An asexual person does not experience sexual attraction. They are not drawn to people sexually and do not desire to act upon attraction to others in a sexual way. This is often confused with celibacy, which means to abstain from sexual activity. Asexuality is instinctual, just like any other orientation. There are several different ways asexuals look toward sex. This list I got from the AVEN website. A website dedicated to teaching people about asexuality.

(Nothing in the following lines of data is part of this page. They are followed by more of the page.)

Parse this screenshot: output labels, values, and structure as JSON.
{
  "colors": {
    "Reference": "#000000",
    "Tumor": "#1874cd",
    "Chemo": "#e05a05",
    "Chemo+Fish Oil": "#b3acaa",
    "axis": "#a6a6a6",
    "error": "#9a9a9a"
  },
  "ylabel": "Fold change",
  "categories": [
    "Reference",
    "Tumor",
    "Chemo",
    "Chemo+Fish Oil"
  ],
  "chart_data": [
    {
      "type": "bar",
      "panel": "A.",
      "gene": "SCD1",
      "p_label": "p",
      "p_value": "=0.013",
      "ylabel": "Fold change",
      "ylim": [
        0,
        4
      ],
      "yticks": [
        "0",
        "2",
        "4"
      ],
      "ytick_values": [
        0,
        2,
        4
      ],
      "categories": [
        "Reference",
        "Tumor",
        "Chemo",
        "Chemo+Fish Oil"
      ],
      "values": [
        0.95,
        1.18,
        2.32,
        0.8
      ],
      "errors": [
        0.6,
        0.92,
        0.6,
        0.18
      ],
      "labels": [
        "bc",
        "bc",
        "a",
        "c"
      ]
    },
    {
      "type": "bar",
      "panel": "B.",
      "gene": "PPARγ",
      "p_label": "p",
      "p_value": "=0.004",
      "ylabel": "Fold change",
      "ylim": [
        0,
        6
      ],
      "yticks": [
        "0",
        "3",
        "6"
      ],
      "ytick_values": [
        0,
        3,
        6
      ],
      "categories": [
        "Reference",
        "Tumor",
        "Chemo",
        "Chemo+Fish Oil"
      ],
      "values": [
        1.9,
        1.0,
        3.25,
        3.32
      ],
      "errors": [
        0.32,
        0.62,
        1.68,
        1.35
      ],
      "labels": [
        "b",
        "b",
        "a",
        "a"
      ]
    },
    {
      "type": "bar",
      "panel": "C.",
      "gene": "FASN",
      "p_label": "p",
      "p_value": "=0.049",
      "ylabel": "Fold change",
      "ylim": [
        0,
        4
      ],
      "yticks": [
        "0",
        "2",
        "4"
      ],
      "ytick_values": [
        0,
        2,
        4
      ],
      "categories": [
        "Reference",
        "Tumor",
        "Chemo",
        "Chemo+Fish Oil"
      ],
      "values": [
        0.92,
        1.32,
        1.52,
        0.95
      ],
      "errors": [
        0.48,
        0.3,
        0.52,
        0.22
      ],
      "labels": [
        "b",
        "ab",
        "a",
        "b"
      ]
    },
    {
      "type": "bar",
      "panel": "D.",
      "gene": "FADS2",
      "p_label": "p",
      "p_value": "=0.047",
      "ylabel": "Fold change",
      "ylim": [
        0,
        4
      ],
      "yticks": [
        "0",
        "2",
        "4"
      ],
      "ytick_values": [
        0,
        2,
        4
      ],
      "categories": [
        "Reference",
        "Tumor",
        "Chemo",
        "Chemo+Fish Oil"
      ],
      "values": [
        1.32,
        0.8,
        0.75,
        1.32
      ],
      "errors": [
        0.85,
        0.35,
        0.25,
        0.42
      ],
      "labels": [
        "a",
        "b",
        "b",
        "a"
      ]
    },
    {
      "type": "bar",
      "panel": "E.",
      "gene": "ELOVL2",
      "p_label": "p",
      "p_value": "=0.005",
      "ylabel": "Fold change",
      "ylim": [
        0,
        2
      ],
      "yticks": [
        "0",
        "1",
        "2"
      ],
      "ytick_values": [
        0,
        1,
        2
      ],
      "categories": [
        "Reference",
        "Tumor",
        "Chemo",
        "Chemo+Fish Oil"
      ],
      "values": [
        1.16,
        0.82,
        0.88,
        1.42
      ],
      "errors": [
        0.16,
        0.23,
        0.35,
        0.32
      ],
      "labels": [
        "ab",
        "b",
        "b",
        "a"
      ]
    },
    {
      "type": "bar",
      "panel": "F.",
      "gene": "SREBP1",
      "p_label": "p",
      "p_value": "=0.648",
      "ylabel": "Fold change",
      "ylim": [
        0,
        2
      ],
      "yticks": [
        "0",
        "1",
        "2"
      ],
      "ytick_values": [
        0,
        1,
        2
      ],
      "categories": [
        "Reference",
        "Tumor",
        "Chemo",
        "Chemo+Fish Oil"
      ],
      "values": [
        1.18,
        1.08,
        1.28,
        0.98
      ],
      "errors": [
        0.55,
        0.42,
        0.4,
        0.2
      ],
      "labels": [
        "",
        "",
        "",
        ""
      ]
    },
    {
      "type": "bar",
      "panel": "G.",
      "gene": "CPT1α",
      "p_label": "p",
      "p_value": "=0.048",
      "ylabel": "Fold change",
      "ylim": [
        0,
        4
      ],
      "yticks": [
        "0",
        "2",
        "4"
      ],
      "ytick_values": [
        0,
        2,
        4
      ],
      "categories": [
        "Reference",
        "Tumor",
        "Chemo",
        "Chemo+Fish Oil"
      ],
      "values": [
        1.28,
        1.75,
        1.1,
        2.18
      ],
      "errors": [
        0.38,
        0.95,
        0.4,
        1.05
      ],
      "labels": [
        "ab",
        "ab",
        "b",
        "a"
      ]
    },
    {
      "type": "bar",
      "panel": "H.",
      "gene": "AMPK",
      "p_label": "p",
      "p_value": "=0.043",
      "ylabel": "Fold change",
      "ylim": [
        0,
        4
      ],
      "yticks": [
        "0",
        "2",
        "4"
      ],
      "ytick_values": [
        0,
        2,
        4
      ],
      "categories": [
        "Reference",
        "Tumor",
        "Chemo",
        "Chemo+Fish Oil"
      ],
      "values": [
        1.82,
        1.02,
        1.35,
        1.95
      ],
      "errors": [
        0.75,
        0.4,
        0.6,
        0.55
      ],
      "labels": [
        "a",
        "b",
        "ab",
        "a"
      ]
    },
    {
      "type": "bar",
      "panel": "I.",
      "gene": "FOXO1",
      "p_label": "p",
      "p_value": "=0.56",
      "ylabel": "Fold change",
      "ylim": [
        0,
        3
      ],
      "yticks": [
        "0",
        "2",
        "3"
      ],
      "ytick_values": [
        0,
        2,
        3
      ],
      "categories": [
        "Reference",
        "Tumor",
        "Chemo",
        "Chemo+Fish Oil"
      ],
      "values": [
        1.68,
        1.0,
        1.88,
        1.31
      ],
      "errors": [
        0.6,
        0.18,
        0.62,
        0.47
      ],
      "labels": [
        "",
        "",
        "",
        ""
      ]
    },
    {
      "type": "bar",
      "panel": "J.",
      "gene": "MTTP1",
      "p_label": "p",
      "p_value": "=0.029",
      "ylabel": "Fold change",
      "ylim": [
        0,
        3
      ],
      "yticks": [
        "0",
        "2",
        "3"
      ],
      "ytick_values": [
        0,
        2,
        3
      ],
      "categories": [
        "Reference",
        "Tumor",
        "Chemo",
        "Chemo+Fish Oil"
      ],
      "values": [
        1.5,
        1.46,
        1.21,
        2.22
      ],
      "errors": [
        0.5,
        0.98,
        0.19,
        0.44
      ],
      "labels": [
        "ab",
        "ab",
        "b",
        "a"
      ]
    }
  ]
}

Sex-Favorable: a positive willingness to compromise with a sexual partner, openness to finding ways to enjoy sexual activity in a physical or emotional way, happy to give sexual pleasure rather than receive
Sex-Indifferent: might be willing to compromise on a few things on an occasional basis, doesn’t enjoy sex much in a physical or emotional way but doesn’t feel distressed thinking about it, might be willing to give pleasure but doesn’t find it intimate
Sex-Averse/Sex-Repulsed: has a distressed or visceral reaction to the thought of having sex, not willing to compromise (note that the term used may depend on the subjective degree of the reaction)
Sexual attraction VS Romantic attraction
-Sexual attraction definition: when you are attracted to someone sexually, and want them only to sexually please you or something of the sort.
-Romantic attraction definition: an emotional response, which most people experience at one point or another, that results in a desire for a romantic relationship with the recipient.
Many people falsely assume that asexuality is the same thing as celibacy or abstinence. This is not true!! Let me explain. Abstinence is about deciding not to have sex. This usually is temporary. For example, someone may decide to abstain from sex until they get married. Celibacy is about deciding to abstain from sex, and possibly marriage. Abstinence and celibacy are choices, asexuality isn’t! Asexual people might not actually abstain from sex at all.
Asexuality is a spectrum!!! You may even feel mostly asexual, but not completely. You may feel slightly sexual on an infrequent basis, but not enough to fit in with other people you know. This is called the *gray area”, or “gray asexual”. There is also demisexuality. Demisexuality is feeling no sexual attraction towards other people unless a strong emotional bond has been established. The point is, there are several levels to asexuality.
Some asexuals may feel romantically towards people, or wish to find a romantic relationship. This leads people to split romantic desire and sexual desire. Some romantic attractions go as follows.
-Heteroromantic: romantically attracted to/desires romantic relationships with the opposite gender
-Homoromantic: romantically attracted to/desires romantic relationships with the same gender
-Biromantic: romantically attracted to/desires romantic relationships with multiple genders
-Panromantic: romantically attracted to/desires romantic relationships without gender being a factor
-Aromantic: not romantically attracted to or desiring of romantic relationships at all
In the initialism LGBTQIAP+, the A stands for asexual spectrum, or a-spec.
How did I find out I am asexual? Honestly it was pretty simple for me. I knew I had no sexual attraction toward people. Personally I just thought it was another weird thing about me. I mean, other people weren’t like this, right? Wrong!! My memory isn’t very clear as how I found the word asexual, I think I actually found it on Facebook. If I’m lying, I’m dying. As soon as I saw this word and its definition, I knew it was all me. There really are others like me? Wow, what a revelation!
Just like being gay or bisexual, one can asexual. This means a person who is not sexually attracted to any other. Even in this hyper sexual society, we are all around the world. There may still be romantic attraction, in different forms. However, that is not always a given.
Like other spectrums, there is a wide range in the asexual world. From people who experience no sexual or romantic attraction to people who engage in sexual contact under some conditions.
Asexuality is not the same as abstinence or celibacy. Abstinence and celibacy are choices, asexuality is not.